In Vida I play a character called Nico who comes from New York and meets Mishel Prada’s character at a wedding. She’s worked before as a bartender and a bar consultant in New York, so Emma’s like, “Well, why don’t you come check out the bar (which they’ve renamed Vida) and see what you think of the place?” They form a relationship around the bar and the changes they’re seeing around the neighborhood surrounding the bar’s development specifically. And then they have a little romantic will-they-won’t-they thing going on. But I think that the service of Nico and her character is to help Emma accept who she is and be more herself. And also with Lyn [Melissa Barrera], who she’ll also push towards greater self acceptance.

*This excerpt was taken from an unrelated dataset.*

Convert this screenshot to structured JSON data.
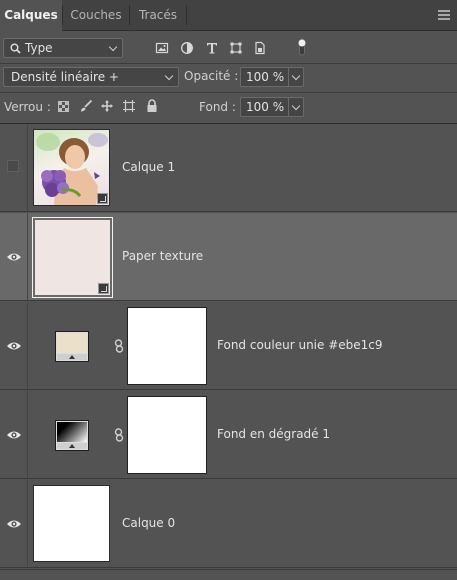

Oh man! It’s the best. Those people are the best. I’ve had a really fortunate path so far in my career. I’ve never had a shitty experience with anyone on any sets or anything. But even then this one was notably just so fun. You know how Latin people are. Like, “Let’s talk for 30 minutes and then work and then let’s talk for 30 minutes in between takes and then keep working.” It was really fun. A lot of the people have become my closest friends.
The film’s called Tenebris Vulnus,an Anais Blondet movie that’s really outside of the fucking box. It’s a movie about menstruation – a “period” piece – and I’ll play Andina. We’re filming in May [and] we’ll be there for the entire month, which I’m really stoked about. I’m in the phase of my career where I want to start working in Latin America and Anais came out of nowhere saying “Well, have I got a thing for you!”